The U.S. military initially said 46 Iraqi fighters died and five American soldiers were injured. But a statement on Monday raised the Iraqi dead to 54.

Residents of Samarra disputed those figures, saying at most eight or nine people died. Three bodies lay in the hospital morgue. There was no way to reconcile the accounts.

The scale of the attack and the apparent coordination of the two operations showed that rebel units retain the ability to conduct synchronized operations despite a massive U.S. offensive this month aimed at crushing the insurgency.

At least 104 coalition troops have died in Iraq in November, including 79 American troops. In terms of coalition losses, it has been the bloodiest month of the war that began March 20.

Shortly after the firefight, four men in a BMW attacked another U.S. convoy in Samarra with automatic rifles, MacDonald said. The soldiers wounded all four men, and found Kalashnikov rifles and grenade launchers in their car.

"We have been very aggressive in our convoy operations ... it does send a clear message that if you attempt to attack one of our convoys, we're going to use our firepower to stop that attack," MacDonald said.

Also Sunday, two South Korean contractors were killed near Samarra in a roadside ambush in what U.S. officials called a new campaign aimed at undermining international support for the U.S.-led occupation of Iraq. Attacks on Saturday killed seven Spaniards, two Japanese diplomats and a Colombian oil worker.

The two Japanese diplomats were flown to Kuwait and arrangements are being made for transporting them home, a Japanese diplomat said Monday on condition of anonymity.

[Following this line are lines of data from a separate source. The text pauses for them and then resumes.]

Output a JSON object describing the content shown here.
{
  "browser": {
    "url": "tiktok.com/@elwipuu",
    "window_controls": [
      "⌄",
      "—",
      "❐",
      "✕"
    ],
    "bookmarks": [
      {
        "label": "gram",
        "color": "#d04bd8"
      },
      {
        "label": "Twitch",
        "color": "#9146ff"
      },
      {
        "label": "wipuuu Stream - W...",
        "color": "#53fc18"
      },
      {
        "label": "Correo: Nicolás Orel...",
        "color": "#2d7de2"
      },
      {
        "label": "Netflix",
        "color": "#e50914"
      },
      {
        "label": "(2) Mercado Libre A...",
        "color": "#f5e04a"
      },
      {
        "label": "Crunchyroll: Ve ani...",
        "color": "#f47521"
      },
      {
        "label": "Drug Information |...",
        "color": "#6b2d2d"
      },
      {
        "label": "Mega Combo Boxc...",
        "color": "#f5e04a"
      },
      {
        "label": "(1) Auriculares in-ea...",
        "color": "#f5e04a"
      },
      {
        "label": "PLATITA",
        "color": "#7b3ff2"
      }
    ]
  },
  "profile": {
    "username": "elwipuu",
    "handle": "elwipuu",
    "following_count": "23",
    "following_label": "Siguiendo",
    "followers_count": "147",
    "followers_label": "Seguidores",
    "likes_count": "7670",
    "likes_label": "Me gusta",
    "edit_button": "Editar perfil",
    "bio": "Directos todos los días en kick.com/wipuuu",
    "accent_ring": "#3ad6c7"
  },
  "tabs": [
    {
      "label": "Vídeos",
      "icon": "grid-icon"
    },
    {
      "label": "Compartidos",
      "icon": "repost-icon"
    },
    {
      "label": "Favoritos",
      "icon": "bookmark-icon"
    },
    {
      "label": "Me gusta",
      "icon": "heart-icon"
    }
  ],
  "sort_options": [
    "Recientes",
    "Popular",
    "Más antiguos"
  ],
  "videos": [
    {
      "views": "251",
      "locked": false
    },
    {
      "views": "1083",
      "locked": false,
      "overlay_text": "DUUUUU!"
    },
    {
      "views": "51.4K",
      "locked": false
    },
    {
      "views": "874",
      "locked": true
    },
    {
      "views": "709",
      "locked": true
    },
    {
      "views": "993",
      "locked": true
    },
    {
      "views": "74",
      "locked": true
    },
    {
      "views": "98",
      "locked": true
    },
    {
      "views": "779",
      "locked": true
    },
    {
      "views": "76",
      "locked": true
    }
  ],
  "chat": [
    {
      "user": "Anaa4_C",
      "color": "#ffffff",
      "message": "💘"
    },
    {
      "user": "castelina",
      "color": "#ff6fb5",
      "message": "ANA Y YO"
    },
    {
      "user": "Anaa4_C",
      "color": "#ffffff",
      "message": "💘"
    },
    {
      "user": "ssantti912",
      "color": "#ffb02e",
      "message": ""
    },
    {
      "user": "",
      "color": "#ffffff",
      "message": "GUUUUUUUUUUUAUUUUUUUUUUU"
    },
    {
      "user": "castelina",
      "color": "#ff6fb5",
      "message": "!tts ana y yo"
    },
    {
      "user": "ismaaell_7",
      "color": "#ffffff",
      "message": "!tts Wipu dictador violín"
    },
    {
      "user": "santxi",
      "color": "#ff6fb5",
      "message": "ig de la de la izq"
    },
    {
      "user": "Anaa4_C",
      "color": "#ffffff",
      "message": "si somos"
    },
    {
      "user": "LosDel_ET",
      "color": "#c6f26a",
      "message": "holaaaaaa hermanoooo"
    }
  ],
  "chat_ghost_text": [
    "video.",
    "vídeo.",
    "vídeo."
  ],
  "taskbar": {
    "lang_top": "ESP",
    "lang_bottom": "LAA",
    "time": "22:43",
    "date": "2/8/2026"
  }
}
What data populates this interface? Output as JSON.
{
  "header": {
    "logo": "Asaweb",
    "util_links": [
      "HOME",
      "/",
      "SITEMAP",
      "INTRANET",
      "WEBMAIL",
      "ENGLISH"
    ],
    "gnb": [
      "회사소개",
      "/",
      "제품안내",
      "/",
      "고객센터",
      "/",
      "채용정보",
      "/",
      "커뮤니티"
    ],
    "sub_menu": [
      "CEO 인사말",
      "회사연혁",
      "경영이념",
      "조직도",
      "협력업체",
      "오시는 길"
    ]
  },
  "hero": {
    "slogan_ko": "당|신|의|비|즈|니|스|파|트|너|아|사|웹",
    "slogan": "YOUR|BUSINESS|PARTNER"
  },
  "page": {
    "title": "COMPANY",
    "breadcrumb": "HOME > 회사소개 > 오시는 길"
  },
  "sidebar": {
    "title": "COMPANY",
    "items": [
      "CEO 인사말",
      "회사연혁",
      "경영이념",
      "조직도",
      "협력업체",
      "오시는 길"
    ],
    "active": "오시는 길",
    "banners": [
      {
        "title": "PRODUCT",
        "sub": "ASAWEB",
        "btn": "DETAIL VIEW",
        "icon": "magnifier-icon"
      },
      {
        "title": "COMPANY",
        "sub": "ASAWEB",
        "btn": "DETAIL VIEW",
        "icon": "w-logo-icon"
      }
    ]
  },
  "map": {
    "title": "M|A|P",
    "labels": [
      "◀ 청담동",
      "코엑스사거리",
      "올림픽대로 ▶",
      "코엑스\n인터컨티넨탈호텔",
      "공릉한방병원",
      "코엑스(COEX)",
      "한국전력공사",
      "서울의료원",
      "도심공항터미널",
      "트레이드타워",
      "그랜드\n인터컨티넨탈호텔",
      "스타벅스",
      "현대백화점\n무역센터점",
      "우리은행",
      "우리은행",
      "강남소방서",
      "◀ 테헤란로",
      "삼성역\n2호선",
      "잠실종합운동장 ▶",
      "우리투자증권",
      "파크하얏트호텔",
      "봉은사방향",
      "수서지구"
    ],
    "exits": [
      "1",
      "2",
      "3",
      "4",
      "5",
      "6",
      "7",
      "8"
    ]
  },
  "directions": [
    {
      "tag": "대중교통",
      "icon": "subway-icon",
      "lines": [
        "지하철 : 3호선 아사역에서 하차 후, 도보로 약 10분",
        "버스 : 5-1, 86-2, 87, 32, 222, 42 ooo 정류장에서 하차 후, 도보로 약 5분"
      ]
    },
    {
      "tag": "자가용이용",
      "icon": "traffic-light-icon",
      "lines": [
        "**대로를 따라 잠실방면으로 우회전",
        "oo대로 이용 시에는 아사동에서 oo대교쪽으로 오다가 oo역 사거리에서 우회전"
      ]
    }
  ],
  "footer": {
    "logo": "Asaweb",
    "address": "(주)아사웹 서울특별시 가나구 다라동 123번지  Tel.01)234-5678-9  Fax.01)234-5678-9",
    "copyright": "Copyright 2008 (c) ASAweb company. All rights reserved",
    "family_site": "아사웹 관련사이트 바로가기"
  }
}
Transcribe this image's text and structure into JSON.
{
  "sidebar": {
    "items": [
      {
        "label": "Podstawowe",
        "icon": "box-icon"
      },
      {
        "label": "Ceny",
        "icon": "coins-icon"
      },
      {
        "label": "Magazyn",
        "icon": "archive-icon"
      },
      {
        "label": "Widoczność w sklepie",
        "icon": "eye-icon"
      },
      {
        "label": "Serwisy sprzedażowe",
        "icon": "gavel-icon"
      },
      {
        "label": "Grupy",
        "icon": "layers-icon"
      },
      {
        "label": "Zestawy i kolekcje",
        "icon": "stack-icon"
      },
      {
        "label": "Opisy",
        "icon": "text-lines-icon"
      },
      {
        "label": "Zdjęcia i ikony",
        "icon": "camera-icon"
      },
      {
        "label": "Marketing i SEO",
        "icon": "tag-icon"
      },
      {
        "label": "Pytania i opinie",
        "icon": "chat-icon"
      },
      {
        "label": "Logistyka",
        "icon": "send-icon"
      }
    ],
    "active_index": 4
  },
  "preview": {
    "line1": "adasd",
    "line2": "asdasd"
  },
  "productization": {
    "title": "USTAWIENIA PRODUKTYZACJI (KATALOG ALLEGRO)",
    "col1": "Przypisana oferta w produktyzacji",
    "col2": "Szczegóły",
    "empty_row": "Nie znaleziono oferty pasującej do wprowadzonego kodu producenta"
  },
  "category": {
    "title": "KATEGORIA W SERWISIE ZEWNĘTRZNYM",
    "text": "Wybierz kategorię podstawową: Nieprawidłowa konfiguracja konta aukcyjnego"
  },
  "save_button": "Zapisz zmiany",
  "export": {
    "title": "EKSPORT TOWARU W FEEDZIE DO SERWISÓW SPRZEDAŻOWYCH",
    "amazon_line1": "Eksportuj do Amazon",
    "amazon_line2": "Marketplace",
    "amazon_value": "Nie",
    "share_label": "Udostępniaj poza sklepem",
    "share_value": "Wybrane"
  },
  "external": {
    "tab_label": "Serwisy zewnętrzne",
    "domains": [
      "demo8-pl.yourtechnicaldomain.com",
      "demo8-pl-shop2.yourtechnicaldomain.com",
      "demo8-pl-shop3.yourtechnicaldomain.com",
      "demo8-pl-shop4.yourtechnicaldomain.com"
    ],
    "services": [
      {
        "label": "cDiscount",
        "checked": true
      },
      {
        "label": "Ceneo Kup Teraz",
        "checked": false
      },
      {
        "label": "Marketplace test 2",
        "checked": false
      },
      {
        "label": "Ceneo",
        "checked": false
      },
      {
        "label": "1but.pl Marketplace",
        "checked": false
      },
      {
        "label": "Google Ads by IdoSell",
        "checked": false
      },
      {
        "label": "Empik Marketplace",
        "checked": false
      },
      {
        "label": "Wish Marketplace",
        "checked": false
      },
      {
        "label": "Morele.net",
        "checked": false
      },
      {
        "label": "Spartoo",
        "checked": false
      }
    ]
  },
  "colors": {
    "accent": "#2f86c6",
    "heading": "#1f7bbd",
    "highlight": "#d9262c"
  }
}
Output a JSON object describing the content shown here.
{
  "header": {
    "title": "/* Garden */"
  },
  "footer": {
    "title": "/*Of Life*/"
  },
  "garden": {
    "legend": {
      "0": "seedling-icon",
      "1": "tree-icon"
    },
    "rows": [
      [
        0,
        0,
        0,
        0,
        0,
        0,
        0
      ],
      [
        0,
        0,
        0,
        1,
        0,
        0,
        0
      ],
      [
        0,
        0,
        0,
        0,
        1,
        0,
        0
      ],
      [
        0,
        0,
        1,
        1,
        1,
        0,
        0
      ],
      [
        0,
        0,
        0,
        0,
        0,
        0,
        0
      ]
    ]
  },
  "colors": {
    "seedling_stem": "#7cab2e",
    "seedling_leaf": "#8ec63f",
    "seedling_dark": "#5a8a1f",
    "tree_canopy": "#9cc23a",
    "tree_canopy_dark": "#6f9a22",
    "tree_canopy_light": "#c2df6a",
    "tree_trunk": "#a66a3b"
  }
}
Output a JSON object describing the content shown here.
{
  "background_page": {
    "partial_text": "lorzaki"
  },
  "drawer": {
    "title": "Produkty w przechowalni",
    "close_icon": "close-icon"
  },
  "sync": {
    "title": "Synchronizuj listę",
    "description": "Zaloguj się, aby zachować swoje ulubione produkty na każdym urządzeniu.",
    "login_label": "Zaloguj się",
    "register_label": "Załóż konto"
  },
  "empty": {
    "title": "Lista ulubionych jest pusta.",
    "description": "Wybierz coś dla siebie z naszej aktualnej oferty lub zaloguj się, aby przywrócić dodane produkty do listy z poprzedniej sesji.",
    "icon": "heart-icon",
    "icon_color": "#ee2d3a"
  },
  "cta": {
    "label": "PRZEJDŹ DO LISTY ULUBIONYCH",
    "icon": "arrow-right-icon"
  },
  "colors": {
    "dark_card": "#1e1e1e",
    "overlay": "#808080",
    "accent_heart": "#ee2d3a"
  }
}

In Seoul, the South Korean government vowed to stick by plans to send up to 3,000 troops to Iraq despite the killing of two South Korean engineers.

Japanese Prime Minister Junichiro Koizumi reiterated Monday his vow that the attack on the Japanese diplomats would not alter Tokyo's commitments to send non-combat troops, provide humanitarian aid and participate in the reconstruction of Iraq.